Researcher Affiliation Collaboration 1Institute of Information Engineering, Chinese Academy of Sciences, Beijing, China 2School of Cyber Security, University of Chinese Academy of Sciences, Beijing, China 3Platform & Content Group, Tencent, Beijing, China
Pseudocode No The paper describes the model architecture and mathematical formulations but does not include structured pseudocode or algorithm blocks.
Open Source Code No The paper refers to an open-source NMT toolkit (DL4MT) used for comparison, but it does not provide concrete access to the source code for the proposed BLT-NMT methodology.
Open Datasets Yes We have built two document-aligned corpora from Wikipedia comparable corpora1 for Chinese-English and English-German language pairs, respectively. ... The parallel training data consists of 1.25M sentence pairs extracted from LDC corpora2... we use the same subset of WMT 2014 training corpus... Footnote 1: "http://linguatools.org/tools/corpora/wikipedia-comparable-corpora/" Footnote 2: "LDC2002E18, LDC2003E07, LDC2003E14, the Hansards portion of LDC2004T07, LDC2004T08, and LDC2005T06"
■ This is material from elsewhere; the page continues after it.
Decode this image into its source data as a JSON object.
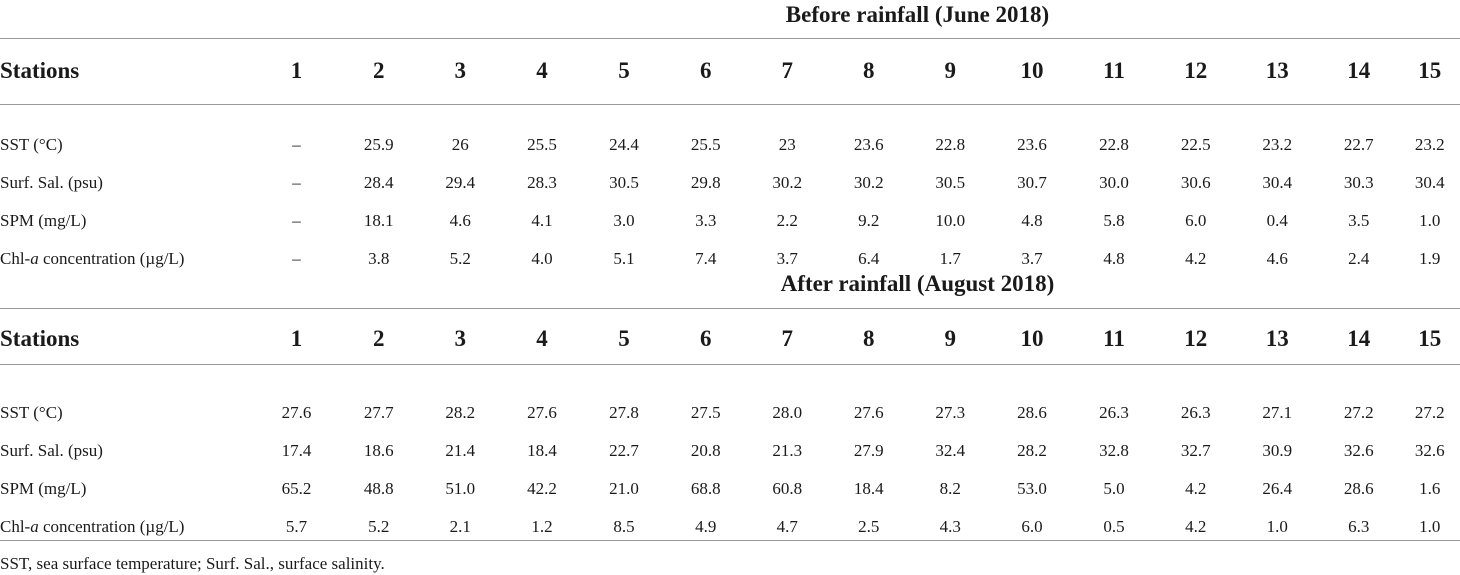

Dataset Splits Yes We choose NIST 2002 (NIST02) as development set... For English-German: The concatenation of newstest2012 and newstest2013 is used as the development set...
Hardware Specification Yes We train our BLT-NMT on single NVIDIA Titan X GPU.
Software Dependencies No The paper mentions using scripts (mteval-v11b.pl, multibelu.pl) and the Stanford Chinese word segmenter (Tseng et al. 2005) but does not provide specific version numbers for software dependencies or the overall software environment.
Experiment Setup Yes For all experiments, we set the following hyper-parameters: word embedding dimension as 512, hidden layer size as 1024, batch size as 80, gradient norm as 5.0, dropout rate as 0.3 and beam width as 10. ... We use the Adam optimizer with β1 = 0.9, β2 = 0.98, and ϵ = 10 9 and follow the same learning rate schedule in (Vaswani et al. 2017).